6.	Claims 8, 9, 17, and 18 are rejected under 35 U.S.C. 103 as being unpatentable over Guo et al ("Deep neural networks on graph signals for brain imaging analysis." 2017 IEEE International Conference on Image Processing (ICIP). IEEE, 2017.) in view of Price (“Fusion of evolution constructed features for computer vision.” A Dissertation Submitted to the Faculty of Mississippi State University in Partial Fulfillment of the Requirements for the Degree of Doctor of Philosophy in Electrical and Computer Engineering in the Department of Electrical and Computer Engineering, May 2018) in view of Du et al. ("Topology adaptive graph convolutional networks." arXiv preprint arXiv:1710.10370 (2017) and further in view Van Seijen et al (US20180165603)

	Regarding claim 8, Modified Guo teaches the apparatus of claim 7, but they do not explicitly teach in circumstances where the objective function is the loss function, the objective function is optimized when the loss function is minimized.  
	Van Seijen teaches in circumstances where the objective function is the loss function, the objective function is optimized when the loss function is minimized (by minimizing this loss function, the different heads of HRA approximate the optimal action-value functions under the different reward functions [0244])
	It would have been obvious to a person having ordinary skill in the art before the effective filing date of the claimed invention to have modified the apparatus of Modified Guo to incorporate the teachings of Van Seijen for the benefit modelling the current estimate of the optimal value function with a deep neural network, (Van Seijen, [0228]) 

	Regarding claim 9, Modified Guo teaches the apparatus of claim 7, but they do not explicitly teach in circumstances where the objective function is the reward function, the objective function is optimized when the reward function is maximized.  
	Van Seijen teaches in circumstances where the objective function is the reward function, the objective function is optimized when the reward function is maximized.  (each agent can have its own reward function that maximizes the return based on these functions [0081])
	The same motivation to combine as the dependent claim 8 applies here.
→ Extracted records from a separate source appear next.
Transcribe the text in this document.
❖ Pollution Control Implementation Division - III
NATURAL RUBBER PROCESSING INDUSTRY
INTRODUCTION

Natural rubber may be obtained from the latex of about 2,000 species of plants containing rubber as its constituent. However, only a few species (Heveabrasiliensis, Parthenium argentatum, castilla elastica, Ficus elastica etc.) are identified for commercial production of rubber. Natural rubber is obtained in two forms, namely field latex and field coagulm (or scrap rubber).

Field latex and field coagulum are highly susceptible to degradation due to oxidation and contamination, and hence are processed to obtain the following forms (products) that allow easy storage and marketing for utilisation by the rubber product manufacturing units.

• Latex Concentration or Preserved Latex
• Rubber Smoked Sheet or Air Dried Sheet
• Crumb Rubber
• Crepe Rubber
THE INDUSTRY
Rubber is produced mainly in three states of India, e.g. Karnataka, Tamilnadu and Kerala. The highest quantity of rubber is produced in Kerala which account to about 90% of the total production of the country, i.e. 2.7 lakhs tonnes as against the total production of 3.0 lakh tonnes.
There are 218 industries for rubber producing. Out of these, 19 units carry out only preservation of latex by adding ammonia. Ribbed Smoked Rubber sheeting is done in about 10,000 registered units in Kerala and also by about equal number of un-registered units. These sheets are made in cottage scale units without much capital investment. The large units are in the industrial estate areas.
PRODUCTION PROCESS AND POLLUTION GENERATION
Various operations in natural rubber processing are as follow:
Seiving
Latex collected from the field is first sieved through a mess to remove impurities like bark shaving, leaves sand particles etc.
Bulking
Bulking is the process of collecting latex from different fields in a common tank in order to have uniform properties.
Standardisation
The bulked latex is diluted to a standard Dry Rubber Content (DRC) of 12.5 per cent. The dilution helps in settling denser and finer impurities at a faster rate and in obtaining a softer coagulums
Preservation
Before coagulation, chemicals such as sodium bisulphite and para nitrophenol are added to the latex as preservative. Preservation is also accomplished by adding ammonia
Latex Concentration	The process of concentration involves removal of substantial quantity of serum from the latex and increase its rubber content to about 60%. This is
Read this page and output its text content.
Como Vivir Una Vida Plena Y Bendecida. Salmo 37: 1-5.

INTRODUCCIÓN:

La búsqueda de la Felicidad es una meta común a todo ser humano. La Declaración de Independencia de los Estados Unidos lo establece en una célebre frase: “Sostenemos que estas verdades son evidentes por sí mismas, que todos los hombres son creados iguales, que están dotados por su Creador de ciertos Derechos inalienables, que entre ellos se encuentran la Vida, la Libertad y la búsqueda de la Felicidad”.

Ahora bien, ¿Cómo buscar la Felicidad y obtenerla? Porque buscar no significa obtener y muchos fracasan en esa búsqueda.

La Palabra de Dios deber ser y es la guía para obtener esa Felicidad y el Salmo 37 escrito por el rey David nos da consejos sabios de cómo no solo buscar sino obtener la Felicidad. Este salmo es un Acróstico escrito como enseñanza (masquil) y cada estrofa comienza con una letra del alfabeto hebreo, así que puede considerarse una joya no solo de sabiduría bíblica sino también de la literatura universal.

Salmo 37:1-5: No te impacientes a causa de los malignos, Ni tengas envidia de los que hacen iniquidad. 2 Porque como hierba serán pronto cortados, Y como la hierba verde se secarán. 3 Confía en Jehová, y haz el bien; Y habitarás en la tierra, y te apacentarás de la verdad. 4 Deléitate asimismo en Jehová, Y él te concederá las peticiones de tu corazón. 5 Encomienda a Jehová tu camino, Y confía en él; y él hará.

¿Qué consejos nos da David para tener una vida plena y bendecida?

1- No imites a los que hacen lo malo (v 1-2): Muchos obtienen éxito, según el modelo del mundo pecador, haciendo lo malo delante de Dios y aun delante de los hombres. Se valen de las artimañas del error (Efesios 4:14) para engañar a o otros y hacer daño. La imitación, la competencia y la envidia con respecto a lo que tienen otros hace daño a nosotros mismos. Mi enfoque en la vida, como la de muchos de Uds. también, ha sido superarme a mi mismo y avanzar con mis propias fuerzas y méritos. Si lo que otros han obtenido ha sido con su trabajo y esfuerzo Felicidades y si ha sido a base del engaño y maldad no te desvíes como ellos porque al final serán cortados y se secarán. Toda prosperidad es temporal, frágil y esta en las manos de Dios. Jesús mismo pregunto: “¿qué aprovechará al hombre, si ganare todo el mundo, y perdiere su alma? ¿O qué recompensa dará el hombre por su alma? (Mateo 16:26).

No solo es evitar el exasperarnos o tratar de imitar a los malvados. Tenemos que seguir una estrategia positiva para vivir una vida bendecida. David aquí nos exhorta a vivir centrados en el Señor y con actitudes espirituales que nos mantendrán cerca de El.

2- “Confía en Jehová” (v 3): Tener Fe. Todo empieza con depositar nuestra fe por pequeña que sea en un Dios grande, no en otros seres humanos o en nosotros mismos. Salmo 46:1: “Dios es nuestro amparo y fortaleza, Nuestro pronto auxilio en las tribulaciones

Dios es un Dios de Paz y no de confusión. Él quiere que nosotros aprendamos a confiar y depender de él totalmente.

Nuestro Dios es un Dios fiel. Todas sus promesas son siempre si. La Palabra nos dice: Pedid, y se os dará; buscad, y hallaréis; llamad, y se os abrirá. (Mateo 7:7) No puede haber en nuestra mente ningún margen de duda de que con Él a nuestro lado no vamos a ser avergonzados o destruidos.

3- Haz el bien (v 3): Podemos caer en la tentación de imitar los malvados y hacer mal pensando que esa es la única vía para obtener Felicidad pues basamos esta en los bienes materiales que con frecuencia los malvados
	Regarding claim 17, Modified Guo teaches the method of claim 16, but they do not explicitly teach in circumstances where the objective function is the loss function, the objective function is optimized when the loss function is minimized.  
	Van Seijen teaches circumstances where the objective function is the loss function, the objective function is optimized when the loss function is minimized (By minimizing this loss function, the different heads of HRA approximate the optimal action-value functions under the different reward functions [0244])
	It would have been obvious to a person having ordinary skill in the art before the effective filing date of the claimed invention to have modified the method of Modified Guo to incorporate the teachings of Van Seijen for the benefit of modelling the current estimate of the optimal value function with a deep neural network, (Van Seijen, [0228]) 

	Regarding claim 18, Modified Guo teaches the method of claim 16, but they do not explicitly teach in circumstances where the objective function is the reward function, the objective function is optimized when the reward function is maximized.  
	Van Seijen teaches in circumstances where the objective function is the reward function, the objective function is optimized when the reward function is maximized.  (each agent can have its own reward function that maximizes the return based on these functions [0081])
	The same motivation to combine as the dependent claim 17 applies here.

7.	Claims 21 and 22 are rejected under 35 U.S.C. 103 as being unpatentable over Guo et al ("Deep neural networks on graph signals for brain imaging analysis." 2017 IEEE International Conference on Image Processing (ICIP). IEEE, 2017.)
in view of Price (“Fusion of evolution constructed features for computer vision.” A Dissertation Submitted to the Faculty of Mississippi State University in Partial Fulfillment of the Requirements for the Degree of Doctor of Philosophy in Electrical and Computer Engineering in the Department of Electrical and Computer Engineering, May 2018) in view of Du et al. ("Topology adaptive graph convolutional networks." arXiv preprint arXiv:1710.10370 (2017) and further in view of Liu et al (Random walk graph Laplacian-based smoothness prior for soft decoding of JPEG images." IEEE Transactions on Image Processing 26.2 (2016): 509-524)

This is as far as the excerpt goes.